Os suspeitos são investigados no inquérito policial 53/2009 que visa apurar suposto delito de lavagem de dinheiro ou ocultação de bens, direitos ou valores, resultantes de contratos firmados entre a empresa Consladel e a prefeitura de São Paulo. A defesa sustentou que os fatos tratados no inquérito aberto pelo Dipo são idênticos àqueles objetos de investigações pela Polícia Federal e pela Polícia Civil. O fato, no entendimento da defesa, caracterizaria trabalho repetido.

O inquérito, de acordo com informações do juiz do Dipo, tem como base relatório do Coaf (Conselho de Controle de Atividades Financeiras) que aponta movimentações suspeitas nas contas bancárias da Consladel e do empresário Jorge Marques Moura. As informações fazem parte do Relatório de Inteligência Financeira 853/2007.

A turma julgadora entendeu que, ao contrário do alegado pela defesa, não há como se acolher o pedido, porque os inquérito (estadual e federal) tratam de objetos diferentes. Ou seja, as investigações apreciam contratos com conteúdos diverso, firmados com pessoas jurídicas de direito público distintas: a primeira a prefeitura paulistana, enquanto que a segunda a Administração Pública Federal.

“Assim sendo, a ocorrência ou não de tais delitos necessita esclarecimento”, afirmou o relator do recurso, desembargador Ribeiro dos Santos. “Diante do até aqui amealhado, não há como se negar que o Coaf detectou movimentações financeiras estranhas da empresa Consladel e de seus sócios”, completou

O relator ainda destacou que o arquivamento do outro inquérito aberto pela Polícia Civil para investigar supostos atos de improbidade administrativa não tem o condão de levar, obrigatoriamente, ao mesmo desfecho da investigação conduzida pelo Dipo.

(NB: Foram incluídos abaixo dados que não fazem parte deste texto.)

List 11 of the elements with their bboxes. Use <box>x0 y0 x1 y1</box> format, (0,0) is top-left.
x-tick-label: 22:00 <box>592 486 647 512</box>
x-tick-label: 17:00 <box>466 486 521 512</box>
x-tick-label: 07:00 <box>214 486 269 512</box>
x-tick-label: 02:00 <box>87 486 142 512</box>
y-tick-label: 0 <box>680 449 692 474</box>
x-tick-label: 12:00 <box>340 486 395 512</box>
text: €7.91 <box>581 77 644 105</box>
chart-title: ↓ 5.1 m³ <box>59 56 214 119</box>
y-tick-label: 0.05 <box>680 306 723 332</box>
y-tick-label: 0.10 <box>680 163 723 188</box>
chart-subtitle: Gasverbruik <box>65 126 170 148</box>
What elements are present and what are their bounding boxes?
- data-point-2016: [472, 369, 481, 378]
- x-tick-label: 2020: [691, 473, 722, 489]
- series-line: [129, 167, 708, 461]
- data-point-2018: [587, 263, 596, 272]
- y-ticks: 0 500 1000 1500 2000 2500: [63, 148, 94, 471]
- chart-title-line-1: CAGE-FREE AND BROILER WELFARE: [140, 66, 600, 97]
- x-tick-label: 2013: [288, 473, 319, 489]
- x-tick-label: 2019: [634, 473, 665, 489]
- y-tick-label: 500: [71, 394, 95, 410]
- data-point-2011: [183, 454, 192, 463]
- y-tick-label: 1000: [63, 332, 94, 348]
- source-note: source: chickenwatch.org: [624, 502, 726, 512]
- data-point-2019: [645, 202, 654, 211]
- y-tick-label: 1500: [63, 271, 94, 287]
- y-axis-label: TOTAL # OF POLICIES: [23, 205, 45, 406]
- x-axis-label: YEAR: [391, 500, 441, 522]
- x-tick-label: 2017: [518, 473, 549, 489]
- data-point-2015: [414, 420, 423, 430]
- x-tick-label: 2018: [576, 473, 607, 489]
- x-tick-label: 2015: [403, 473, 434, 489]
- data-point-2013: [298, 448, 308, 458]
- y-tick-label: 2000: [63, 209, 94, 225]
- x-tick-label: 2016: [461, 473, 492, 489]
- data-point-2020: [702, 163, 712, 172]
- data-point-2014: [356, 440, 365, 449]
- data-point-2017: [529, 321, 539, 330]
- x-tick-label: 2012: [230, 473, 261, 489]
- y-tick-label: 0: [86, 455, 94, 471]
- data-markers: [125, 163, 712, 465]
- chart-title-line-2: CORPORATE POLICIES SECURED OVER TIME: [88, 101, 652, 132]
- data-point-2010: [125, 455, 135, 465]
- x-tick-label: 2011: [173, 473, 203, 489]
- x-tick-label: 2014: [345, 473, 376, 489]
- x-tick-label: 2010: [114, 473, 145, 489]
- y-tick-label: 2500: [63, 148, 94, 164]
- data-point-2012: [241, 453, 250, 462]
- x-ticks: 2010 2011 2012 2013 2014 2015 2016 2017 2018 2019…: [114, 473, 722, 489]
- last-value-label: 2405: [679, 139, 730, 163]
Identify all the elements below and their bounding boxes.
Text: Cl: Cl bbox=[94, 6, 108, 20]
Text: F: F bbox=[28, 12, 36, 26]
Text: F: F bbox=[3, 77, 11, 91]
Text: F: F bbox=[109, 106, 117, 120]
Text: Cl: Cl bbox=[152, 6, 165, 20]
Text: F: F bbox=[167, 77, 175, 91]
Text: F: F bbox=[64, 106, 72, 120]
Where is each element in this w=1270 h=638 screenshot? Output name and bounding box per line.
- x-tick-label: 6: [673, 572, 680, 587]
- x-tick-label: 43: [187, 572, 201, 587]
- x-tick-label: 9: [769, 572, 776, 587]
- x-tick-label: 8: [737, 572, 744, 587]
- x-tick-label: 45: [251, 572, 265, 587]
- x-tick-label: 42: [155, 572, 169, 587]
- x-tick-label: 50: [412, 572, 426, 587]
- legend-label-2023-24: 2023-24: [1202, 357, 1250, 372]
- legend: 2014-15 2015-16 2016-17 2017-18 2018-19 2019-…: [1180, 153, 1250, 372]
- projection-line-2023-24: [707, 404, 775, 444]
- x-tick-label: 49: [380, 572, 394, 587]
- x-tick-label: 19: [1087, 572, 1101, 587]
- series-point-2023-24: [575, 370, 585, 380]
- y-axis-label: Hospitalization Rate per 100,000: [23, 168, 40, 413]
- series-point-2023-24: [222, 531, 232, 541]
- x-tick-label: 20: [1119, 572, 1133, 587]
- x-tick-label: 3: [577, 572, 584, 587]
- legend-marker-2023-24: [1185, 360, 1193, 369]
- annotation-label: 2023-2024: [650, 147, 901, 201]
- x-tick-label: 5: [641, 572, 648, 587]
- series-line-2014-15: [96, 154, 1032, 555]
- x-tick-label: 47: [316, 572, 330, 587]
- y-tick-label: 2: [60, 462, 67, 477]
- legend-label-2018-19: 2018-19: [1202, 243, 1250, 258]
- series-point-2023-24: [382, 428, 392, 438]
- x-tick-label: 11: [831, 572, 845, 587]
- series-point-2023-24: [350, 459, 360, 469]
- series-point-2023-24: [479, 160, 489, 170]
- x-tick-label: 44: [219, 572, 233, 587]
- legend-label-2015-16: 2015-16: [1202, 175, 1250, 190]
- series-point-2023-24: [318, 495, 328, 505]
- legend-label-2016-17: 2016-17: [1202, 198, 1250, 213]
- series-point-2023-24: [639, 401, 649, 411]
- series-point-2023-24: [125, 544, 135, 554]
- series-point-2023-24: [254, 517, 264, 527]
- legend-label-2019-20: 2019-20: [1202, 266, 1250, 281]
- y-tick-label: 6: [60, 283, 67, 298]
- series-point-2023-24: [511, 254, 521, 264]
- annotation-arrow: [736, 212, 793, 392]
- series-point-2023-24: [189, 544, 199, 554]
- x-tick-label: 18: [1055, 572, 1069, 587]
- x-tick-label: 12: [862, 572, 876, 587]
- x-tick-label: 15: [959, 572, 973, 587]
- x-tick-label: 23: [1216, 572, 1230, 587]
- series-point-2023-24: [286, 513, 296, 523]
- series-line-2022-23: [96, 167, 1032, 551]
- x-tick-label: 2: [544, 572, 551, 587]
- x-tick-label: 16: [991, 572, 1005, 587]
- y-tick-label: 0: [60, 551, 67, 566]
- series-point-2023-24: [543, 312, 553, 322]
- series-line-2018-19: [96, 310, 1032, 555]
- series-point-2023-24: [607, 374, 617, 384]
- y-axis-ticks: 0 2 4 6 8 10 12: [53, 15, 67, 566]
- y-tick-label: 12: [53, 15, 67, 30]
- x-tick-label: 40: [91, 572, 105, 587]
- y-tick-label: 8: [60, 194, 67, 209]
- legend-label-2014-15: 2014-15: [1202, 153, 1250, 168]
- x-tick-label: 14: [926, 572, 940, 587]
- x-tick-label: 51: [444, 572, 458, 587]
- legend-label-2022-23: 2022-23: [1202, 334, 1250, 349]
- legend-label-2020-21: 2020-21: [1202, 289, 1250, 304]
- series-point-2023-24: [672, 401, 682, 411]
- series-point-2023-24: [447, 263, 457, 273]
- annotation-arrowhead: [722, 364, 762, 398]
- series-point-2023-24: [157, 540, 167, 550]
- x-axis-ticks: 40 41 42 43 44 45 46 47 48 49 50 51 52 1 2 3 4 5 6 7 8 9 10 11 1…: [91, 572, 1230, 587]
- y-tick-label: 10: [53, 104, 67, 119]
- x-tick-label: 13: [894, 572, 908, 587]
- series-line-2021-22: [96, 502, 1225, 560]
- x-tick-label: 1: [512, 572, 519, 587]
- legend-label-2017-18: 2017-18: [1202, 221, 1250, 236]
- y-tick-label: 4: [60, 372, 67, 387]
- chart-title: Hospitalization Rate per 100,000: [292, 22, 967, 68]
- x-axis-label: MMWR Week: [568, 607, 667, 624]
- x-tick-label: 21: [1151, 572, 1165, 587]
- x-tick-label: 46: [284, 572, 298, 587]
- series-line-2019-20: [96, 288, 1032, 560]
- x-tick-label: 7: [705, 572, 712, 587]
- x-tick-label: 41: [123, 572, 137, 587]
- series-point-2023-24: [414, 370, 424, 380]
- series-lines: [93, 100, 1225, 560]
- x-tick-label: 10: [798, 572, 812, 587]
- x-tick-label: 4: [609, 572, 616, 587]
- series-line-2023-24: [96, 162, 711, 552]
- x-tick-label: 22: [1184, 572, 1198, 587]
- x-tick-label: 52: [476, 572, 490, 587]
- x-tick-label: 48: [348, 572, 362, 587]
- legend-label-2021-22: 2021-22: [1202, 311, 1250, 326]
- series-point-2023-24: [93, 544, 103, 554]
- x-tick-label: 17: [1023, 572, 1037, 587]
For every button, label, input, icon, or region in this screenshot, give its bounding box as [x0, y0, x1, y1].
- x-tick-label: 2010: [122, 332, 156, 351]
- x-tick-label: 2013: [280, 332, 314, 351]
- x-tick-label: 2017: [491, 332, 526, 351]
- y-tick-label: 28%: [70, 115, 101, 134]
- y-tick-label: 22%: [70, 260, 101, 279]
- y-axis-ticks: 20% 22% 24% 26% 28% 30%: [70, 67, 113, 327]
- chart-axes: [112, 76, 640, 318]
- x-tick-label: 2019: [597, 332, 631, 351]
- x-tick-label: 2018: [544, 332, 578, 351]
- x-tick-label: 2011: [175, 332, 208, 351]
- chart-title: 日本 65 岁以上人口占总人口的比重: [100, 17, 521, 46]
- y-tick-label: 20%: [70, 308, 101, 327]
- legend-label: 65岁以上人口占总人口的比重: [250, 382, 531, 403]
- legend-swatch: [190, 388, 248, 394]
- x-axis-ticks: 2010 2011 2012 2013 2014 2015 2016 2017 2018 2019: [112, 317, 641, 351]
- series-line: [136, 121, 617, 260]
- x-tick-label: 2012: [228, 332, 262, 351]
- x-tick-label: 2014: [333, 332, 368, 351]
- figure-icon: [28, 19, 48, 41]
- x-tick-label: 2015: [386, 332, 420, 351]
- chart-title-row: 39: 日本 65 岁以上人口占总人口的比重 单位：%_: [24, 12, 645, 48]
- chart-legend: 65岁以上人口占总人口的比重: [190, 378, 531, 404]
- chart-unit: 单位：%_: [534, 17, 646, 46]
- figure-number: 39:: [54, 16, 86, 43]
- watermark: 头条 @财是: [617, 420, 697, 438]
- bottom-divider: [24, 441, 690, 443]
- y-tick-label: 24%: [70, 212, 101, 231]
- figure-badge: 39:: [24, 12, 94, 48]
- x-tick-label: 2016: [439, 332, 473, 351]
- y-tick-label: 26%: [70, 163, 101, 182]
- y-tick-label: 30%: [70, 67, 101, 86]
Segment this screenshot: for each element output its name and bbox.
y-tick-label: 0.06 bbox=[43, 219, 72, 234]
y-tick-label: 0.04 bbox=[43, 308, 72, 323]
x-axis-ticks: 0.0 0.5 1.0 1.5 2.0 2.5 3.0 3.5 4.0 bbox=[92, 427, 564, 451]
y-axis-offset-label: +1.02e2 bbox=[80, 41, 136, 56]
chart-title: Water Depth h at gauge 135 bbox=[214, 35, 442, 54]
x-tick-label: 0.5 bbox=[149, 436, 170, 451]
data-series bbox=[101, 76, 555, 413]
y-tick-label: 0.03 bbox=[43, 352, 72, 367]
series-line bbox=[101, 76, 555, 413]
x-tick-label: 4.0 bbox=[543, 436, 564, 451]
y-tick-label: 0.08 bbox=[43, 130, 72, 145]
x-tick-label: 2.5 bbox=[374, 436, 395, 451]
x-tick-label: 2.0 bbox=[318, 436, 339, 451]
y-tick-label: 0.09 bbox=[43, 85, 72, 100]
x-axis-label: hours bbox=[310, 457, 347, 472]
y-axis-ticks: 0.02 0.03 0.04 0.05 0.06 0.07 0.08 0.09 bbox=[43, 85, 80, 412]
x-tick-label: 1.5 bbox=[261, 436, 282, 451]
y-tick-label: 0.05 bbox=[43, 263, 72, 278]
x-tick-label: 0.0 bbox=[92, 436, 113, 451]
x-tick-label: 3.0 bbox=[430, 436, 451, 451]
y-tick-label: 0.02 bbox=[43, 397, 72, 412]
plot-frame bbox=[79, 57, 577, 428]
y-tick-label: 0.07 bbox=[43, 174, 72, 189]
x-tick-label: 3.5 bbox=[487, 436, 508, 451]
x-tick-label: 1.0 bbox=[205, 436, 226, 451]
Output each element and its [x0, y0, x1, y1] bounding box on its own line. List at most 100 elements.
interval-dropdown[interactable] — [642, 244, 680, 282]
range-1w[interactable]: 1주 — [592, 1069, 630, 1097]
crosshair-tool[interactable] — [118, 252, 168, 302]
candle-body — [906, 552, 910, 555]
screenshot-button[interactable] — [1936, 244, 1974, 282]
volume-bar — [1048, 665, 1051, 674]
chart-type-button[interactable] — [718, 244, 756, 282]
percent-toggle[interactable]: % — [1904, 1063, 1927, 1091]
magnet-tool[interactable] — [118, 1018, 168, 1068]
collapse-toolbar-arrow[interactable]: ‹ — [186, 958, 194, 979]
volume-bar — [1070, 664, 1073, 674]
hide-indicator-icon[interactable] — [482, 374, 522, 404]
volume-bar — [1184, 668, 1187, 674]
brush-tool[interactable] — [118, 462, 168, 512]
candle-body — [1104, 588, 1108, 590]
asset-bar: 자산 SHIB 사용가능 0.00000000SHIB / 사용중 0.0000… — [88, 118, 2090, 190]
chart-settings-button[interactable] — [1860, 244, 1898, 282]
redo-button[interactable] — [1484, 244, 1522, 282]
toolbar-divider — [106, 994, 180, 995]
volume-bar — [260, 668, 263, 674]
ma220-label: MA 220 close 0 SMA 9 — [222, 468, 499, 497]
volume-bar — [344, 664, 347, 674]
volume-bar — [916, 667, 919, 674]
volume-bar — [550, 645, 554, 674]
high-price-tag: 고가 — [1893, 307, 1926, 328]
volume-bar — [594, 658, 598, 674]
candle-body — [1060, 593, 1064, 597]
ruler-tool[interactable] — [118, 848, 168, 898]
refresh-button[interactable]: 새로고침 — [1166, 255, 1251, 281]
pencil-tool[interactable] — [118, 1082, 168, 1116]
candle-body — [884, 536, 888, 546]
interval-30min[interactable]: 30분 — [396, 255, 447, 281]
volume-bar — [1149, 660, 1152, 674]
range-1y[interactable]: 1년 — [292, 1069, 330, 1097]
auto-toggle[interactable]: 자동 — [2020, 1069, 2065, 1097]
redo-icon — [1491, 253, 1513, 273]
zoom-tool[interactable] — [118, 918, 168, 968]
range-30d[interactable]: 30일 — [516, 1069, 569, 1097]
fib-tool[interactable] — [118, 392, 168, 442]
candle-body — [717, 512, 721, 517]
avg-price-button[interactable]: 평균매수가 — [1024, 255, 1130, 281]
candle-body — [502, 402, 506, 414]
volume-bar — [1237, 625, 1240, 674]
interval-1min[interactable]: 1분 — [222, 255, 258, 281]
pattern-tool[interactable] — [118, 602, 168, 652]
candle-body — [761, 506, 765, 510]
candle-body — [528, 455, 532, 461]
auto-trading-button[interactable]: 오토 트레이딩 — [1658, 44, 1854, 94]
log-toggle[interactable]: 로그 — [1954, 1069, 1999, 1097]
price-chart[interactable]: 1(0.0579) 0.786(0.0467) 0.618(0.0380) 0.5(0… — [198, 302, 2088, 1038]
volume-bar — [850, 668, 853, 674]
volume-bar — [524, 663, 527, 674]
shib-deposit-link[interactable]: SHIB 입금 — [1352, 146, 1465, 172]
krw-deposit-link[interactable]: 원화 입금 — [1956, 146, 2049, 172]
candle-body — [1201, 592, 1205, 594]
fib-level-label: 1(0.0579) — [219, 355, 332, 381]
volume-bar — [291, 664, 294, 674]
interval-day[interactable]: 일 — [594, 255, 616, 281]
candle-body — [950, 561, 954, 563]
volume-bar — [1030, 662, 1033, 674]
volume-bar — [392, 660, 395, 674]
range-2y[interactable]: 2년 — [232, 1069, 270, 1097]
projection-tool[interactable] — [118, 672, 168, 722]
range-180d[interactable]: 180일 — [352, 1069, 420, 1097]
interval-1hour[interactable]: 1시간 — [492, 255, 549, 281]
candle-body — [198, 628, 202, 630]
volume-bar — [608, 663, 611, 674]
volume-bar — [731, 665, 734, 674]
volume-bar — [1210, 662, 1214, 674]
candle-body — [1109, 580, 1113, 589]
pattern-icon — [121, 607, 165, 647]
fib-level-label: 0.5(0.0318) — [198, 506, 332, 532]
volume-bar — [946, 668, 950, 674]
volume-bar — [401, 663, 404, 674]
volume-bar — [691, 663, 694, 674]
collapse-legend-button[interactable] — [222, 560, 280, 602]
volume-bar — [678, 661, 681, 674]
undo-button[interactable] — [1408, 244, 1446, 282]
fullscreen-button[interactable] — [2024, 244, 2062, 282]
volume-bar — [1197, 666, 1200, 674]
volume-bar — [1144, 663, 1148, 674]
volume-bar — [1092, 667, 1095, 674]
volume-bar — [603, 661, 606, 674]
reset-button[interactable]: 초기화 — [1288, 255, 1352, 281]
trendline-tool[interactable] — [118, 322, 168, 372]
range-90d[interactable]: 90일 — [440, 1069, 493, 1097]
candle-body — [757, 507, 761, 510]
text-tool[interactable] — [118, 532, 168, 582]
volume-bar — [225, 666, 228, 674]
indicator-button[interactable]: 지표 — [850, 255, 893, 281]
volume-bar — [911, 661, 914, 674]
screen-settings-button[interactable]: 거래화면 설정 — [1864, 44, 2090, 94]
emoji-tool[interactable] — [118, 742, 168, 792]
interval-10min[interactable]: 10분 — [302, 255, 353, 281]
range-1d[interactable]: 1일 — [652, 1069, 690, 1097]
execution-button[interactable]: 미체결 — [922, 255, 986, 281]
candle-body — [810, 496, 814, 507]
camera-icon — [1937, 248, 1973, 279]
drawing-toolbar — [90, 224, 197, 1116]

“Se não se conseguiu demonstrar o cometimento de atos de improbidade administrativa é possível que o contrário ocorra com os crimes licitatórios e de lavagem de dinheiro, através de outras provas eventualmente amealhadas naquele procedimento, sendo prematuro, portanto, o seu trancamento”, concluiu o relator.

Faz tudo
A Consladel tem sede em São Bernardo do Campo. Contratos sociais registrados na Junta Comercial esclarecem que a empresa atua nos ramos de construção civil, sinalização viária, instalação de radares, manutenção de automóveis, processamento de dados e até compra e venda de imóveis. 

De acordo com a revista Veja, cuja reportagem subsidiou o inquérito arquivado, a especialidade da Consladel é ganhar licitações. A empresa presta serviços para o poder público, com contratos com prefeituras, estados e o governo federal. 

A empresa é alvo de várias investigações do Ministério Público. Em maio de 2002, em depoimento ao Ministério Público, o médico João Francisco Daniel, irmão de Celso Daniel, prefeito assassinado de Santo André, acusou a Consladel de ser beneficiária de um esquema de corrupção que funcionava na administração municipal petista.

A Consladel também foi investigada por suspeita de irregularidades na administração do prefeito Paulo Maluf e na gestão petista de Marta Suplicy.